You forgot the incredible wisdom in defaulting Catalyst switches to VTP server...also wonderfully evil with its 'VLAN bomb' goodness.

April 15, 2010 at 11:06 a.m. UTC

I really hope never to be a coworker of stretch ;)

April 15, 2010 at 1:53 p.m. UTC

If you're trying to attach a switch to a device that limits MACs, such as a cable model, this would be helpful. For example, my cable modem only allows two devices on it, if I try to plug my switch into it without turning all the crap off I can't put a second device on because the modem sees the noise as a second device.


April 15, 2010 at 4:29 p.m. UTC

Security is a typical reason to quiet the "noise" of a switch or router. These protocols are great for the network guys, but when you are pen testing you typically recommend shutting this stuff off. I always do, and if there is a debatable reason to leave some of these functions enabled, use CoPP, and only enable cdp on up/downlinks etc.

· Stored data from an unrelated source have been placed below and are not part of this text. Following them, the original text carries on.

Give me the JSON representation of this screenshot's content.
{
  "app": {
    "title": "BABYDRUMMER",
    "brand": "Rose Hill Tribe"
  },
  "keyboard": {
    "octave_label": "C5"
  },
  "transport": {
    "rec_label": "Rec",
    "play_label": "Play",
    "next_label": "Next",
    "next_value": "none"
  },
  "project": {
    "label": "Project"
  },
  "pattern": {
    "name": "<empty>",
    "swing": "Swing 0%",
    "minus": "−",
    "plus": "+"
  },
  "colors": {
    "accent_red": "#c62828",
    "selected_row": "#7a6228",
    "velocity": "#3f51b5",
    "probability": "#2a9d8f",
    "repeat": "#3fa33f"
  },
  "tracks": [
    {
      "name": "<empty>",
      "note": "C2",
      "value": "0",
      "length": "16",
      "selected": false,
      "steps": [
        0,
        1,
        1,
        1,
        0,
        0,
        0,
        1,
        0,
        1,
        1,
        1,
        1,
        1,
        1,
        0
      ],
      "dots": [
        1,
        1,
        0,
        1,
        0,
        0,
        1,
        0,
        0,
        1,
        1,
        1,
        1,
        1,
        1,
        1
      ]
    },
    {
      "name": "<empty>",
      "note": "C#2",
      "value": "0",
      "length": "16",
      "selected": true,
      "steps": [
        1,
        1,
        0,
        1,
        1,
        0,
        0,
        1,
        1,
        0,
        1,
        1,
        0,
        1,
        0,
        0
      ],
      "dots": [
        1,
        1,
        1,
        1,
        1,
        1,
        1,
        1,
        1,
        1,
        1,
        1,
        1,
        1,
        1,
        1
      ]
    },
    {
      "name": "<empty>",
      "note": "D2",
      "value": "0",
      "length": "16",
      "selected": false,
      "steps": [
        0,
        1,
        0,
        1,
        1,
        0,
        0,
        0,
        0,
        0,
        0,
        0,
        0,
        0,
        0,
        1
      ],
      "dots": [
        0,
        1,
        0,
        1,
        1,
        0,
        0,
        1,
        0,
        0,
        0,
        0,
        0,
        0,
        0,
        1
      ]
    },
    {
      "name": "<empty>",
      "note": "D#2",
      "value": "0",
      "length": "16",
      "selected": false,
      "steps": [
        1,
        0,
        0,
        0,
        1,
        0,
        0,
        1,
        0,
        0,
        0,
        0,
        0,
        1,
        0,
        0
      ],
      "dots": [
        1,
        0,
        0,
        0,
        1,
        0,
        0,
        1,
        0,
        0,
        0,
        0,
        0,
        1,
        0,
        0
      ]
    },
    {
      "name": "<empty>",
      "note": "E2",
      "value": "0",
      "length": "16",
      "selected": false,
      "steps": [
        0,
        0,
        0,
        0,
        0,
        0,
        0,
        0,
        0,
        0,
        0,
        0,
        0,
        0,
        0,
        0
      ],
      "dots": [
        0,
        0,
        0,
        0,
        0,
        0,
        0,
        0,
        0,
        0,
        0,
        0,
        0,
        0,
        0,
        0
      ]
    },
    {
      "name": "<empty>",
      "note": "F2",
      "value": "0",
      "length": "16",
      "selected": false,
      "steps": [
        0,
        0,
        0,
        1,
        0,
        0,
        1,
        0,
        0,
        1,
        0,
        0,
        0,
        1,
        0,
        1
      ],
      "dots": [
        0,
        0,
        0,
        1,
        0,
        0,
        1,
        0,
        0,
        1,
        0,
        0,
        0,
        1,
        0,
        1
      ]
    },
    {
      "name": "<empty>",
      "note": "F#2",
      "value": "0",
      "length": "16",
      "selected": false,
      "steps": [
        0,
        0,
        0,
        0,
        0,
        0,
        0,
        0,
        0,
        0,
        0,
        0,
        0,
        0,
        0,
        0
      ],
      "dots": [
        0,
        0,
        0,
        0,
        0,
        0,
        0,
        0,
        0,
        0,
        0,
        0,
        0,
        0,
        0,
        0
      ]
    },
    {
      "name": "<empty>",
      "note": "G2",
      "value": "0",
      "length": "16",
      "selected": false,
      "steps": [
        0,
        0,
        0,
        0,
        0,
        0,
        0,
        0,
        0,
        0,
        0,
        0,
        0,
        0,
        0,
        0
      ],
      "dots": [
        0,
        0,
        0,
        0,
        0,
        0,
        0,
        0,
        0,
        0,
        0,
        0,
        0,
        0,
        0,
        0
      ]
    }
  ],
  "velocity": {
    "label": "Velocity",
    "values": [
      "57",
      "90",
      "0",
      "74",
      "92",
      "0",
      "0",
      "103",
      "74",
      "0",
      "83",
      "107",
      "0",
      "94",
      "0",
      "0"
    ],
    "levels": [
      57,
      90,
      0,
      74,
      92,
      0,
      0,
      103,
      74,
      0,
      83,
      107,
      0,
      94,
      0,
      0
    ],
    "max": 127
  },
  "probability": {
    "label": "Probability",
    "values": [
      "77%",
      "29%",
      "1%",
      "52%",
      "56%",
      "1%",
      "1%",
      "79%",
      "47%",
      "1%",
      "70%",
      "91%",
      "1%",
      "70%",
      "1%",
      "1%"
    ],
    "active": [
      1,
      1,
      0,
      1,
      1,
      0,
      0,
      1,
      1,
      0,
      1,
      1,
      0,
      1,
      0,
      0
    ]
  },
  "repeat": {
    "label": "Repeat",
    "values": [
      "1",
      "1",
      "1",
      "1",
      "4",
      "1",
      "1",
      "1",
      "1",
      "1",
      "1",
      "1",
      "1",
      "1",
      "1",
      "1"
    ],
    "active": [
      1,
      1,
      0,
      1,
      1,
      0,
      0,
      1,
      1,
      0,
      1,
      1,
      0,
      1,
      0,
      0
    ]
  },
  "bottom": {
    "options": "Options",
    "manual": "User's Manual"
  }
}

April 15, 2010 at 6:52 p.m. UTC

Stretch, While setting switchport nonnegotiate on all switch ports is best practice setting a port to access mode also disables DTP so "nonnegotiate" is not totally necessary. On the other hand if the port is set to trunk mode you need to use switchport nonnegotiate to disable DTP. Check it out via a capture. Nick

Eder Zonato
April 15, 2010 at 7:35 p.m. UTC

Nice stretch but my question is: we can use this when we dont't have HUB and need to have someone?


April 16, 2010 at 6:52 a.m. UTC

I think it's better to use wireshark filters.

April 17, 2010 at 3:58 a.m. UTC

@Sean I must thank you. I think you just explained to me why I could never get my cable modem to work across a VLAN to a vm.

A guest
April 22, 2010 at 7:40 p.m. UTC

DTP is evil? I'd have guessed we'd say that about VTP.

Other than possibly lengthening the time to bring up a link, and being generally unnecessary, what's so bad about DTP?

VTP operates independently of DTP, right?

June 5, 2010 at 1:01 p.m. UTC

VTP does operate independently of DTP.

DTP is evil - this is because the default state (dynamic desirable) will negotiate a trunk connection with any device plugged in, if able, allowing it access to every vlan.

Hence best practice is to set mode access and noneg.

June 7, 2010 at 8:14 a.m. UTC

Eder: No, the switch will still act as a switch, not a hub. In order for all packets to be flooded to all ports in a VLAN you must also configure the vlan as an rspan-vlan:

vlan 123

Jonesnco: Whether it's VTP server or client doesn't matter. If a newly connected VTP client has a higher serial in its local config (and domain and passwords match, of course) then the client will spam this new config out. Yes, clients can update servers in VTP.

May 11, 2011 at 12:29 a.m. UTC

Just as a follow-up to this. I have 2960s, both Lan Lite and Lan Base, (updated to 12.2(55)SE, and neither one seems to support the l2protocol-tunnel functions.

My 3560E and 3750E switches seem to support it fine though.

August 27, 2012 at 6:25 p.m. UTC

So how the CDP packets pass through a switch if the protocol tunneling was not configured? I'm working on a network right now and I see CDP for some Cisco Voice servers showing up on an upstream switch. There are however, CDP packets for other devices that are not being passed... to the upstream switch...

Comments have closed for this article due to its age.